Более того, свести историю русскою и германского высшего класса XIX века к истории титулованной аристократии было бы даже большей ошибкой, чем в случае с Англией, поскольку в этих двух странах огромное значение имело нетитулованное рядовое Дворянство. В России до 1800 г. в политике господство вали вельможи-аристократы, владевшие крупной собственностью; они продолжали играть в ней важную роль вплоть до 1917 года. Однако в Девятнадцатом веке становящееся все более профессиональным военное и штатское чиновничество, чья верхушка широко пополнялась из рядов дворянства, во все возрастающей степени заменяло клан аристократов в качестве лидеров в российском правительстве и в вооруженных силах. После 1861 года экономическое будущее империи все больше зависело от усилий чиновников, промышленников и крестьян. В отличие от России, в Пруссии, наиболее влиятельном германском государстве, никогда не существовало слоя вельмож. Наиболее важным традиционно правящим классом в континентальной Европе девятнадцатого века было юнкерство. Оно оказало огромное влияние на судьбу не только Германии, но всей Европы в викторианский и эдвардианский периоды. Однако юнкеры принадлежали к сравнительно бедному и, как правило, нетитулованному дворянству. А потому, чтобы сказать нечто существенное о взаимоотношениях между новым временем (modernity) и европейской аристократией, историку необходимо изучить не только титулованную крупнопоместную знать, но также более широкие слои правящего класса. Провести четкие границы в этом классе будет сложно. Например, в России и германских государствах, эта группа окажется более многочисленной, чем титулованная знать, но менее многочисленной, чем все дворянское сословие. В этой книге я собираюсь исследовать класс крупных землевладельцев и наиболее богатых представителей рядового дворянства, то есть те семьи, которые, по мнению самого дворянства, по своему состоянию и положению были причислены к «живущим благородно». Во избежание неловкого и ненужного многословия я буду рассматривать весь высший класс как «аристократию».

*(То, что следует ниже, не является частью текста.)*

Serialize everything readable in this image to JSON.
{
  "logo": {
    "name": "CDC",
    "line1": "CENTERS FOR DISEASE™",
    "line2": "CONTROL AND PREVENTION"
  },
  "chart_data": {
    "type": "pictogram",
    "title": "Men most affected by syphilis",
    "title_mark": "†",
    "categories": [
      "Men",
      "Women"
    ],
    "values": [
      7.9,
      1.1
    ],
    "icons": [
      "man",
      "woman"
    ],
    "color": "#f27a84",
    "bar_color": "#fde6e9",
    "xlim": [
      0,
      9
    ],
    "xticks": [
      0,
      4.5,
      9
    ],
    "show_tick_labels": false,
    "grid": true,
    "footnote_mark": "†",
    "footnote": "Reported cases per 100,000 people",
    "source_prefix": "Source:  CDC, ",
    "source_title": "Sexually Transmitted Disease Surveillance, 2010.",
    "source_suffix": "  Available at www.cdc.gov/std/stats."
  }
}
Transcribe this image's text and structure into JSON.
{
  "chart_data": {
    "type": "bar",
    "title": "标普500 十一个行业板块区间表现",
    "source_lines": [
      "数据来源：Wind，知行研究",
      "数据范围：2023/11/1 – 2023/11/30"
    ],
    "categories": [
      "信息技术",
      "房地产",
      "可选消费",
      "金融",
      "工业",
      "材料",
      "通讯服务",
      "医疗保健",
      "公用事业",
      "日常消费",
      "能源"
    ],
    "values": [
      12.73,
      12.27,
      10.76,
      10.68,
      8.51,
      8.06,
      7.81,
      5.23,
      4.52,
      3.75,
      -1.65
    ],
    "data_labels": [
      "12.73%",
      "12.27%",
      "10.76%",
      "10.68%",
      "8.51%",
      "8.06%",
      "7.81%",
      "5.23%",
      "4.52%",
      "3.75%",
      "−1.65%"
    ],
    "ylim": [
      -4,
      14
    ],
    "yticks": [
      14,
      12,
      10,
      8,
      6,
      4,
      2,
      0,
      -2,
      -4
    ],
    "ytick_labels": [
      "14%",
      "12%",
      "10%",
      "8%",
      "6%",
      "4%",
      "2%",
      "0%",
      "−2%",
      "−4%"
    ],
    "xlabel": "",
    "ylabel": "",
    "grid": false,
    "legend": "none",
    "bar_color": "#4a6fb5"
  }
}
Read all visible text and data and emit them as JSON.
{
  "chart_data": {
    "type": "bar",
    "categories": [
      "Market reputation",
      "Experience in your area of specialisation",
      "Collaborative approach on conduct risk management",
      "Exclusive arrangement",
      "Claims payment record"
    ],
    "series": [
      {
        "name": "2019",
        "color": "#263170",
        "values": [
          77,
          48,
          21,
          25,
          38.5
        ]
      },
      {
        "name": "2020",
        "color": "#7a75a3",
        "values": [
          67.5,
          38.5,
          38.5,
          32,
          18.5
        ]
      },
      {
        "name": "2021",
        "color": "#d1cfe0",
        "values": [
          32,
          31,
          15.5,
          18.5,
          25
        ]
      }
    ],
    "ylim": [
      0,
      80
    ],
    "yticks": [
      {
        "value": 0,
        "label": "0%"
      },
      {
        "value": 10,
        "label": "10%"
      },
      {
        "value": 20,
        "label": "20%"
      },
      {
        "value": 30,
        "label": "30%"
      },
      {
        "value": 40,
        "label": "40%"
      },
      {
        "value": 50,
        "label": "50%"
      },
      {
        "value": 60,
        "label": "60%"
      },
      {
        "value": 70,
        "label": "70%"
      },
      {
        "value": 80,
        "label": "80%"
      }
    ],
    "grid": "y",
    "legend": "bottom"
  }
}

По практическим и теоретическим причинам я намерен ограничить свое исследование европейской аристократии в основном Англией, некоторыми германскими государствами и Россией. Охватить всю Европу невозможно, разве только весьма поверхностно, а это неизбежно сведется к повторению общеизвестных истин. На Германии я остановился отчасти для того, чтобы заставить себя выучить немецкий язык, без чего, на мой взгляд, трудно считать себя серьезным исследователем российских и восточно-европейских вопросов, каковые являются моей специальностью. Под гнетом напряженных усилий, требуемых исследованием и преподаванием проблем современной — ас 1987 года драматически меняющейся советской и восточно-европейской политики, — я понял: единственный способ заставить себя выучить немецкий язык — это взяться за книгу, которую без этого написать невозможно.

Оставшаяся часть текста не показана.